Aqueles documentos devastadores
Em artigo para a revista Foreign Policy e em outro livro (The Decision to Use the Atomic Bomb) Alperovitz referiu-se há 14 anos a esse reconhecimento de que já participam – às vezes enfaticamente, mas nem sempre – até alguns historiadores ortodoxos. Robert Messer, da Universidade de Illinois, considerou certos documentos (antes secretos, mas já então liberados) “devastadores” para a idéia tradicional de que a bomba era a única maneira de evitar uma invasão.
Ao morrer, a 22 de abril de 1945, o presidente Franklin Roosevelt não tinha informado o seu vice Harry Truman sobre a existência do secretíssimo Projeto Manhattan. Só 10 dias depois o secretário da Guerra, Henry L. Stimson, comunicou o fato ao novo presidente. Ao mesmo tempo, enfatizou o provável efeito decisivo da bomba na política externa. Stimson referiu-se então à arma como “a grande carta” (the master card) dos EUA no jogo diplomático.

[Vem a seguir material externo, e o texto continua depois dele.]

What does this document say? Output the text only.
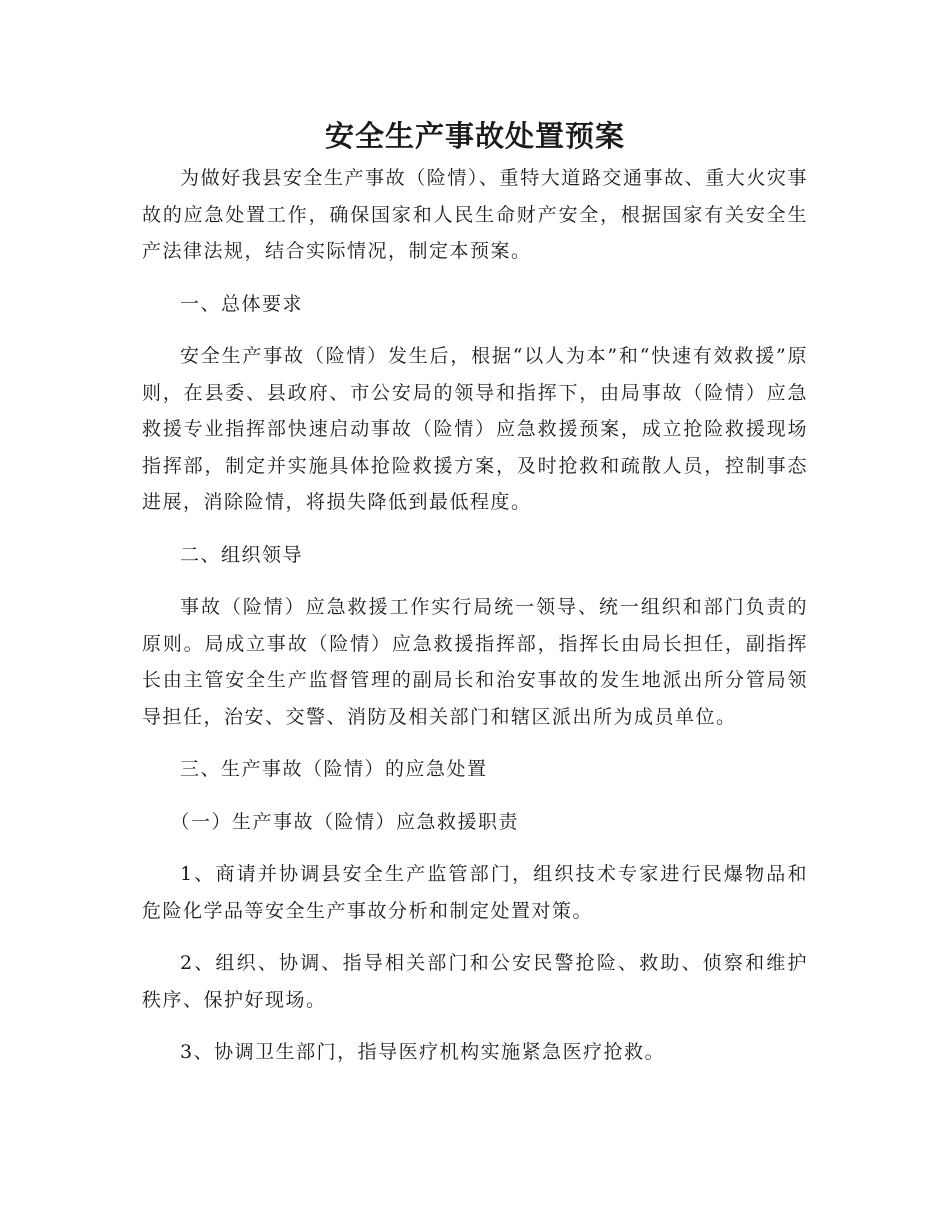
安全生产事故处置预案

为做好我县安全生产事故（险情）、重特大道路交通事故、重大火灾事故的应急处置工作，确保国家和人民生命财产安全，根据国家有关安全生产法律法规，结合实际情况，制定本预案。

一、总体要求

安全生产事故（险情）发生后，根据“以人为本”和“快速有效救援”原则，在县委、县政府、市公安局的领导和指挥下，由局事故（险情）应急救援专业指挥部快速启动事故（险情）应急救援预案，成立抢险救援现场指挥部，制定并实施具体抢险救援方案，及时抢救和疏散人员，控制事态进展，消除险情，将损失降低到最低程度。

二、组织领导

事故（险情）应急救援工作实行局统一领导、统一组织和部门负责的原则。局成立事故（险情）应急救援指挥部，指挥长由局长担任，副指挥长由主管安全生产监督管理的副局长和治安事故的发生地派出所分管局领导担任，治安、交警、消防及相关部门和辖区派出所为成员单位。

三、生产事故（险情）的应急处置

（一）生产事故（险情）应急救援职责

1、商请并协调县安全生产监管部门，组织技术专家进行民爆物品和危险化学品等安全生产事故分析和制定处置对策。

2、组织、协调、指导相关部门和公安民警抢险、救助、侦察和维护秩序、保护好现场。

3、协调卫生部门，指导医疗机构实施紧急医疗抢救。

Até então o governo americano reclamava garantias do ditador Josef Stalin (elas seriam dadas na conferência de Potsdam) de que o União Soviética declararia guerra ao Japão três meses depois da derrota alemã – consumada oficialmente a 8 de maio. Isso porque a superarma ainda não tinha sido testada quando Truman embarcou no encouraçado USS Augusta, a 8 de julho, para a cúpula de Potsdam.
Byrnes na linha dura – contra Stimson
Os americanos, que tinham decifrado os códigos japoneses, conheciam o teor das mensagens secretas trocadas pelos japoneses, nas quais ficava claro que se Washington concordasse com a permanência no trono do imperador Hirohito (o que iria acontecer após Hiroshima e Nagasaki) não haveria obstáculo à rendição. E que Hirohito já decidira intervir para por fim à guerra.
Stimson não acompanhou Truman no Augusta. Embora encarasse a bomba como master card, defendeu junto ao presidente a idéia – exposta antes pelo secretário Adjunto da Defesa John McCloy, numa reunião na Casa Branca – de um plano para a rendição japonesa que combinasse a aceitação da permanência do imperador no trono com a ameaça de lançamento da bomba.
Para Stimson, era importante “uma advertência ao Japão cuidadosamente calculada” antes de se usar a bomba. Mas o secretário de Estado James Byrnes tinha maior ascendência sobre Truman, de quem fora o mentor no Senado. E era contrário a qualquer tipo de concessão aos japoneses, preferindo chamar atenção para as atrocidades deles contra prisioneiros de guerra americanos.